Lung cancer is the leading cause of cancer deaths in the United States and in most cases that are caused by cigarette smoking. Smoking is a major cause of heart disease, emphysema and stroke and increases the risk of oral cancer and gum disease.
In my opinion, the main point of this pamphlet is to let parents and guardians know that they should talk to their kids about the dangers of smoking.
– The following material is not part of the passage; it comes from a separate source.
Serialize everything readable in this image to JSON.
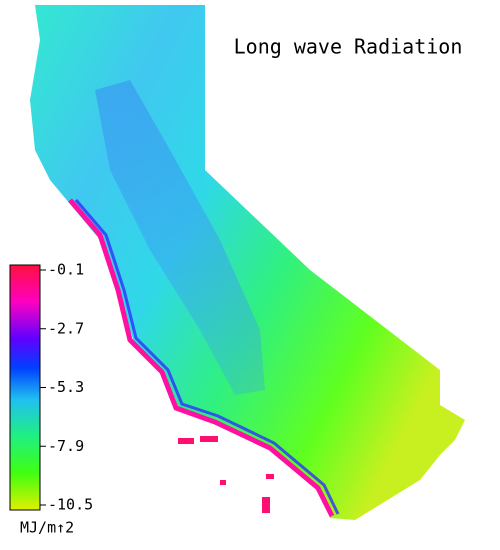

The pamphlet mentions why good conversation on why smoking is not good for your health could be discussed during a game of sports, because smoking can affect athletic ability. It also notes that children who are passengers in cars are a "captive audience" of smokers.
I thought of this: When you see a small kid who is smoking with friends in the mall, you can mention to him the things he could have bought with the money he used to buy the cigarettes.
As for peer pressure, pre-teens and teens like to have influence over clothes, music, etc. However, the article clearly states when it comes to important issues such as values and whether they smoke, parents have more influences than peers. It also states that kids might not look like they are listening, but they really are listening closely and watching what you do as they try to figure out where they fit into the world.
The pamphlet also offered this advice:
Resistance to peer pressure can be learned by practicing how to respond to the many situations you are confronted with every day.
Recognize that simply telling kids to "just say no" might not always work.
Prepare kids to deal with pressures by discussing the types of situations they could have. You can role play. An example would be to ask your kids what would they say if their best friend offered them a cigarette.
Encourage kids to get involved in after-school activities where they can practice social skills and find new friends who do not smoke.
If you need to be scared into not smoking, dont forget about the information I wrote on the Franklin Institutes Body Worlds exhibit. It was in my Nov. 24, 2005 column:
According to an exhibit display, tar and soot particles from cigarette smoke form deposits in the pulmonary tissue, causing it to appear increasingly black. Just 20 cigarettes a day means that 150 milliliters of tar per year (about 5 fluid ounces, the volume of a coffee cup) will be deposited in the lungs and can shorten the life of the individual by an average of five years.
The exhibit included a lung with cancerous growths. According to the exhibit, if a tumor has invaded the vascular system, individual cells can break away from the primary tumor and be dispersed through the body via the blood. They become stuck in the capillary network as a trap and a filter, and from there can produce secondary tumors (metastases). Metastases from other tumors often settle in the lungs because of the extensive capillary network found there.
There was also a cross-section of a thoracic cavity from an individual who had lung cancer. One of the dangers of long-term smoking is the development of bronchial carcinomas (lung cancer). They occur 20 times more often in smokers and they are the most common form of cancer and cancer deaths in men.